Waktu seperti bergerak lebih cepat ketika seseorang mulai melemah. Arfi, yang dulu selalu penuh energi dan antusias di setiap aktivitas sosial, kini lebih banyak duduk diam. Ia masih tersenyum, masih menyapa hangat anak-anak dan Santi, tapi tubuhnya tak lagi setangguh dulu.


Gula darahnya sering melonjak. Santi kini menjadi perawat pribadi yang setia, menyiapkan makanan khusus, mengingatkan obat, dan memaksanya untuk beristirahat. Arfi merasa tak enak, seolah menjadi beban, namun Santi menenangkannya, “Kamu sudah mengurus banyak orang, sekarang saatnya kamu yang diurus.”


Namun yang lebih menyiksa dari penyakit itu bukan rasa sakit, melainkan rindu yang menggantung di dadanya - rindu pada Disa.


Sudah hampir enam bulan Disa tidak pulang. Komunikasi mereka semakin renggang. Arfi tidak marah, tidak kecewa, hanya... kosong. Ia menulis catatan harian setiap malam, berharap suatu saat Disa akan membaca semuanya.


Hari ke-180. Disa belum pulang. Tapi Papa masih di sini, menunggu. Papa tidak ingin memintamu untuk pulang, karena Papa ingin kamu mengejar cita-cita. Tapi jika suatu hari kamu rindu, rumah ini tidak berubah. Tidak pernah berubah.

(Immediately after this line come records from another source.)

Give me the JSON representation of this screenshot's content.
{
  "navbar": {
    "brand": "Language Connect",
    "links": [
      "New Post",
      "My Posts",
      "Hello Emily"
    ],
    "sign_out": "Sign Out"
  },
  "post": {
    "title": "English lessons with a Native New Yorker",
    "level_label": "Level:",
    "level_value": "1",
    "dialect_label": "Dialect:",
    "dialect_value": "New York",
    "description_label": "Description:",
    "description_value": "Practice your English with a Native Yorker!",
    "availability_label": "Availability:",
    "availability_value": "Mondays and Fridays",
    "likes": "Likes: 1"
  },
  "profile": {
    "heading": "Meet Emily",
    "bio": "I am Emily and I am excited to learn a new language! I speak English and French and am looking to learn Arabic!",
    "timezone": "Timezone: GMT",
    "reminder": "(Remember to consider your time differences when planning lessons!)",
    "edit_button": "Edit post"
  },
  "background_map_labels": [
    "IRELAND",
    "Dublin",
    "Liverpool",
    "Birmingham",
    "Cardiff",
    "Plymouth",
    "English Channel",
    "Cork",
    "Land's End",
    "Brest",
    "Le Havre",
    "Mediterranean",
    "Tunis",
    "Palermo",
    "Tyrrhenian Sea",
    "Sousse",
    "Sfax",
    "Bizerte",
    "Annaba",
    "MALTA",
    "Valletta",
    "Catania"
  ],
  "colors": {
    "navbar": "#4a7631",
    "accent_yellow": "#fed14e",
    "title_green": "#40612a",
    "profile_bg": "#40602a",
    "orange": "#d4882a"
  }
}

Sementara itu, di kota tempat Disa merantau, ia pun tak tenang. Bukan karena lupa, tapi karena dihimpit kesibukan dan pergulatan batin. Ia sering merasa bersalah karena tak sempat menghubungi Papa Arfi. Kadang ia menatap foto-foto lama di ponselnya - foto saat mereka pergi mengajar di desa, saat makan bersama di rumah, saat tertawa bersama anak-anak.


Setiap kali rindu, ia hanya bisa memeluk bantal dan menangis pelan. Tapi rasa malu dan canggung untuk menghubungi lebih dulu, entah mengapa, menjadi tembok yang sulit ia runtuhkan. Ia takut dituduh melupakan. Ia takut Papa merasa kecewa. Jadi, ia menunda. Berkali-kali.


Hingga suatu hari, Santi menghubungi Disa.


“Dis… Papa kamu sakit. Sudah cukup lama.”


Telepon itu membuat dunia Disa runtuh. Tangannya gemetar, suaranya tercekat. “Ma… serius?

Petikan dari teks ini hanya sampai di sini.